Structural Types and Duck Typing

Something I've felt for a long time is that structural types are underused and underappreciated in modern programming languages. They're not unheard of: plenty of programming languages feature them in prominent or less-than-prominent ways! But I'm always surprised that they don't show up more prominently.

In particular, I feel that structural types combine about 95% of what I want out of dynamic duck typing with about 95% of what I want out of static type-checking: and honestly, that's a good amount of both! This post is intended to be a quick example of what structural types looks like and why I sometimes point to them as the static answer to duck typing.

Structural Types vs. Nominal Types

If you're familiar with Java, you know what nominal types look like. Consider the following (contrived) example in Java:

class Cat {
  void speak() {
    System.out.println("meow");
  }
}

class Dog {
  void speak() {
    System.out.println("woof");
  }
}

Both Cat and Dog are classes that, from a programmer's point of view, implement the same interface: both of them have a zero-argument method speak that prints something. However, as written, I can't easily write a function that accepts either a Cat or a Dog and statically rejects other objects which don't have a speak method. From Java's point of view, these are completely different types, regardless of the set of methods they expose. Why? Because they're named different things! I could manually tell Java that they implement a shared interface, but there are no language features that can work over objects of the same “shape” without explicitly indicating that they share that shape.

The OCaml language has a different approach to objects. I can define analogous classes in OCaml like this:

class cat = object
  method speak = print_endline "meow"
end
class dog = object
  method speak = print_endline "woof"
end

However, OCaml has a crucial difference in how it treats the types of objects: OCaml cares more about the interface than the name. Consider the function below:

let hear_what_it_has_to_say obj =
  let () = obj#speak in ()

If you're used to curly-brace languages, then this syntax might be unfamiliar: the # operator works like the . operator in Java and other object-oriented languages, so the expression obj#speak is the OCaml equivalent of obj.speak() in most traditional object-oriented languages. If we load this function into an OCaml repl, we can observe the type that OCaml has inferred for this function1:

# hear_what_it_has_to_say;;
- : < speak : unit;  .. >  ->  unit = <fun>

This again might be unfamiliar syntax, so the way to read this type is as follows: hear_what_it_has_to_say is a function which takes an object whose type (represented as the stuff in the angle brackets) has a method called speak which returns unit (more or less like void in Java or C++). The object may have other methods, which is what the .. means. Finally, the function itself returns unit.

In short, this function takes an argument that must be an object that has at least a speak method which doesn't return anything. This means I can call it with both a cat and a dog: after all, they both fit that description!

let () = hear_what_it_has_to_say (new cat)
(* prints "meow" *)
let () = hear_what_it_has_to_say (new dog)
(* prints "woof" *)

Notice that at no point in the above code did I indicate that cat or dog shared an interface: in fact, I didn't define any interfaces at all! I simply created data that had a particular shape, and wrote code that assumed a particular shape, and put them together.

Row Polymorphism

Sometimes when I talk about structural typing, I talk specifically about row types or row polymorphism.
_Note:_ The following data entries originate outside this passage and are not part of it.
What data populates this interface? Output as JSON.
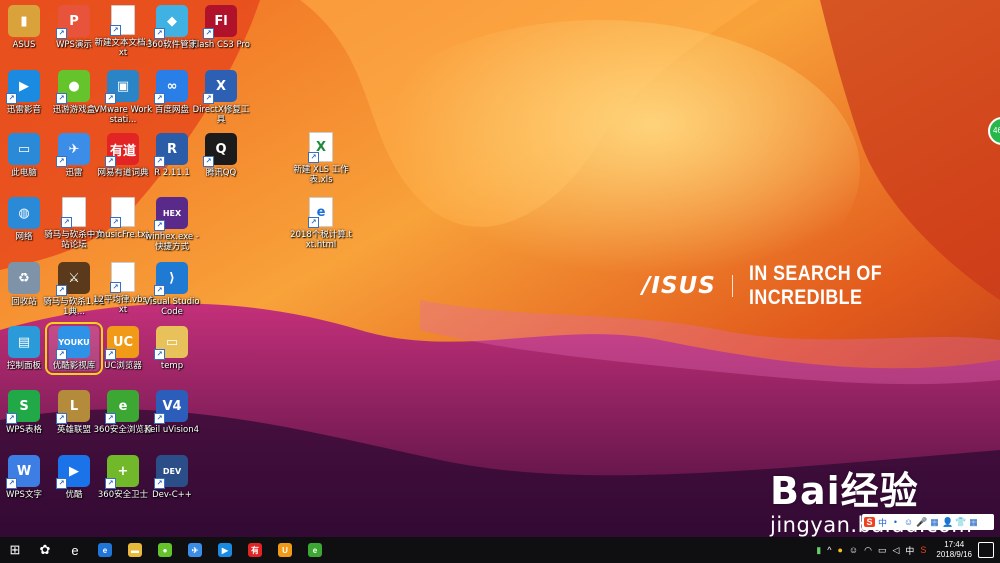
{
  "desktop": {
    "brand": {
      "logo": "/ISUS",
      "slogan": "IN SEARCH OF INCREDIBLE"
    },
    "icons": [
      {
        "label": "ASUS",
        "glyph": "▮",
        "bg": "#d9a23a"
      },
      {
        "label": "WPS演示",
        "glyph": "P",
        "bg": "#e8533c"
      },
      {
        "label": "新建文本文档.txt",
        "glyph": "",
        "bg": "#ffffff"
      },
      {
        "label": "360软件管家",
        "glyph": "◆",
        "bg": "#3fb1e3"
      },
      {
        "label": "Flash CS3 Pro",
        "glyph": "Fl",
        "bg": "#b0122c"
      },
      {
        "label": "迅雷影音",
        "glyph": "▶",
        "bg": "#1a8be0"
      },
      {
        "label": "迅游游戏盒",
        "glyph": "●",
        "bg": "#65c42c"
      },
      {
        "label": "VMware Workstati...",
        "glyph": "▣",
        "bg": "#2b84c6"
      },
      {
        "label": "百度网盘",
        "glyph": "∞",
        "bg": "#2a7ee8"
      },
      {
        "label": "DirectX修复工具",
        "glyph": "X",
        "bg": "#2d5fb3"
      },
      {
        "label": "此电脑",
        "glyph": "▭",
        "bg": "#2a8ad8"
      },
      {
        "label": "迅雷",
        "glyph": "✈",
        "bg": "#3b8de8"
      },
      {
        "label": "网易有道词典",
        "glyph": "有道",
        "bg": "#e32424"
      },
      {
        "label": "R 2.11.1",
        "glyph": "R",
        "bg": "#2b5ca8"
      },
      {
        "label": "腾讯QQ",
        "glyph": "Q",
        "bg": "#1b1b1b"
      },
      {
        "label": "网络",
        "glyph": "◍",
        "bg": "#2a8ad8"
      },
      {
        "label": "骑马与砍杀中文站论坛",
        "glyph": "",
        "bg": "#ffffff"
      },
      {
        "label": "musicFre.txt",
        "glyph": "",
        "bg": "#ffffff"
      },
      {
        "label": "winhex.exe - 快捷方式",
        "glyph": "HEX",
        "bg": "#5a2a8a"
      },
      {
        "label": "回收站",
        "glyph": "♻",
        "bg": "#7f93a8"
      },
      {
        "label": "骑马与砍杀1.011典...",
        "glyph": "⚔",
        "bg": "#5b3a1c"
      },
      {
        "label": "12平均律.vbs.txt",
        "glyph": "",
        "bg": "#ffffff"
      },
      {
        "label": "Visual Studio Code",
        "glyph": "⟩",
        "bg": "#1f7ad4"
      },
      {
        "label": "控制面板",
        "glyph": "▤",
        "bg": "#2a9ad8"
      },
      {
        "label": "优酷影视库",
        "glyph": "YOUKU",
        "bg": "#2e92e6"
      },
      {
        "label": "UC浏览器",
        "glyph": "UC",
        "bg": "#f09a18"
      },
      {
        "label": "temp",
        "glyph": "▭",
        "bg": "#e8c15a"
      },
      {
        "label": "WPS表格",
        "glyph": "S",
        "bg": "#20a946"
      },
      {
        "label": "英雄联盟",
        "glyph": "L",
        "bg": "#b38b3b"
      },
      {
        "label": "360安全浏览器",
        "glyph": "e",
        "bg": "#3ca833"
      },
      {
        "label": "Keil uVision4",
        "glyph": "V4",
        "bg": "#2c5dba"
      },
      {
        "label": "WPS文字",
        "glyph": "W",
        "bg": "#3d7ee4"
      },
      {
        "label": "优酷",
        "glyph": "▶",
        "bg": "#1a73e8"
      },
      {
        "label": "360安全卫士",
        "glyph": "+",
        "bg": "#71b82a"
      },
      {
        "label": "Dev-C++",
        "glyph": "DEV",
        "bg": "#2b4e88"
      },
      {
        "label": "新建 XLS 工作表.xls",
        "glyph": "X",
        "bg": "#ffffff"
      },
      {
        "label": "2018个税计算.txt.html",
        "glyph": "e",
        "bg": "#ffffff"
      }
    ],
    "selected_index": 24
  },
  "watermark": {
    "logo": "Bai经验",
    "url": "jingyan.baidu.com"
  },
  "sogou_toolbar": [
    "S",
    "中",
    "•",
    "☺",
    "🎤",
    "▦",
    "👤",
    "👕",
    "▦"
  ],
  "taskbar": {
    "items": [
      {
        "name": "start-button",
        "glyph": "⊞",
        "bg": ""
      },
      {
        "name": "fan-app",
        "glyph": "✿",
        "bg": ""
      },
      {
        "name": "ie-taskbar",
        "glyph": "e",
        "bg": ""
      },
      {
        "name": "edge-taskbar",
        "glyph": "e",
        "bg": "#1f75d8"
      },
      {
        "name": "explorer-taskbar",
        "glyph": "▬",
        "bg": "#e8b93c"
      },
      {
        "name": "game-box-taskbar",
        "glyph": "●",
        "bg": "#65c42c"
      },
      {
        "name": "xunlei-taskbar",
        "glyph": "✈",
        "bg": "#3b8de8"
      },
      {
        "name": "xunlei-player-taskbar",
        "glyph": "▶",
        "bg": "#1a8be0"
      },
      {
        "name": "youdao-taskbar",
        "glyph": "有",
        "bg": "#e32424"
      },
      {
        "name": "uc-taskbar",
        "glyph": "U",
        "bg": "#f09a18"
      },
      {
        "name": "360-browser-taskbar",
        "glyph": "e",
        "bg": "#3ca833"
      }
    ],
    "tray": {
      "ime": "中",
      "time": "17:44",
      "date": "2018/9/16"
    }
  }
}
This is a particular implementation of structural typing which happens to be convenient and easy to reason about, although other approaches do exist.2

You've already seen an example of row polymorphism: OCaml's object types! The .. in the above type signature is what we would call a “row variable”, a stand-in for “the rest of the object”. In the above instance, both dog and cat had the same interface, but we could define a new object that features a different, larger interface:

class cow = object
  method speak = print_endline "moo"
  method num_stomachs = 4
end

Our cow class now has a method that neither cat nor dog bothered to implement. However, we can still call our hear_what_it_has_to_say method on it without trouble, even though its type is strictly larger than the types of both cat and dog. After all, it still fits the interface!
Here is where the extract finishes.